Scale numbers: 2 billion users, 100 billion messages/day at peak, approximately 50 engineers and a few hundred servers before Facebook acquisition. The efficiency comes from Erlang's concurrency model, store-and-forward with deletion (minimal storage), and the server doing minimal per-message processing.
Lesson: Choosing the right technology (Erlang), the right architecture (store-and-forward), and deliberately limiting scope (no server-side search or long-term storage) enables extraordinary scale with minimal infrastructure.
Cross-Cutting Design Considerations
These apply to all three case studies and to most system designs:
- Idempotency: Clients will retry failed requests. Use client-generated idempotency keys so the server deduplicates on retry (no double-sent messages, no duplicate short URLs).
- Rate limiting: All public APIs need rate limiting at the API gateway (token bucket is standard).
- Monitoring: Track latency percentiles (p50, p95, p99), error rates, queue/consumer lag, cache hit rates, and resource saturation for every service.
- Graceful degradation: When a component fails, degrade rather than crash. If the presence service is down, messages still deliver. If ranking is down, show a chronological feed.
Key Takeaways
- Start every design with requirements and estimation. The numbers determine the architecture.

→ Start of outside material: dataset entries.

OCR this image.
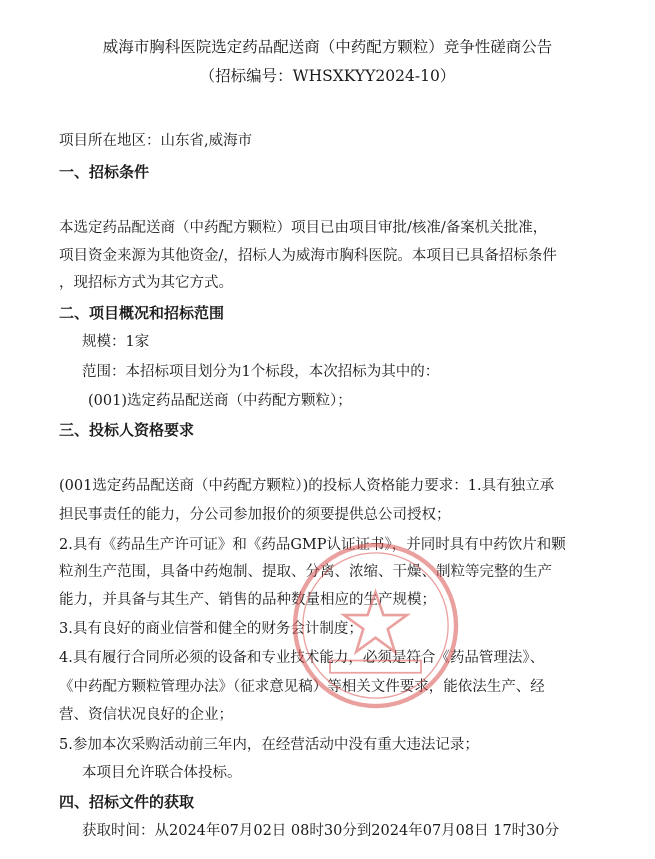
威海市胸科医院选定药品配送商（中药配方颗粒）竞争性磋商公告
（招标编号：WHSXKYY2024-10）
项目所在地区：山东省,威海市
一、招标条件
本选定药品配送商（中药配方颗粒）项目已由项目审批/核准/备案机关批准，
项目资金来源为其他资金/，招标人为威海市胸科医院。本项目已具备招标条件
，现招标方式为其它方式。
二、项目概况和招标范围
规模：1家
范围：本招标项目划分为1个标段，本次招标为其中的：
(001)选定药品配送商（中药配方颗粒）；
三、投标人资格要求
(001选定药品配送商（中药配方颗粒）)的投标人资格能力要求：1.具有独立承
担民事责任的能力，分公司参加报价的须要提供总公司授权；
2.具有《药品生产许可证》和《药品GMP认证证书》，并同时具有中药饮片和颗
粒剂生产范围，具备中药炮制、提取、分离、浓缩、干燥、制粒等完整的生产
能力，并具备与其生产、销售的品种数量相应的生产规模；
3.具有良好的商业信誉和健全的财务会计制度；
4.具有履行合同所必须的设备和专业技术能力，必须是符合《药品管理法》、
《中药配方颗粒管理办法》（征求意见稿）等相关文件要求，能依法生产、经
营、资信状况良好的企业；
5.参加本次采购活动前三年内，在经营活动中没有重大违法记录；
本项目允许联合体投标。
四、招标文件的获取
获取时间：从2024年07月02日 08时30分到2024年07月08日 17时30分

- The fan-out problem (push vs pull vs hybrid) is central to any social/feed system. The hybrid approach is the industry standard.
- Technology choices matter enormously. WhatsApp's use of Erlang is not incidental — it is the reason they serve 2 billion users with a small team.
- Real systems evolve through multiple architectures. Twitter's timeline went through three generations. Design for the current scale with a clear path to the next.
- Caching is the primary scaling lever for read-heavy systems (URL shortener, news feed). Message queues and streaming are the primary scaling lever for write-heavy systems (chat).
- Every system design involves trade-offs. Document them explicitly so future engineers understand why decisions were made.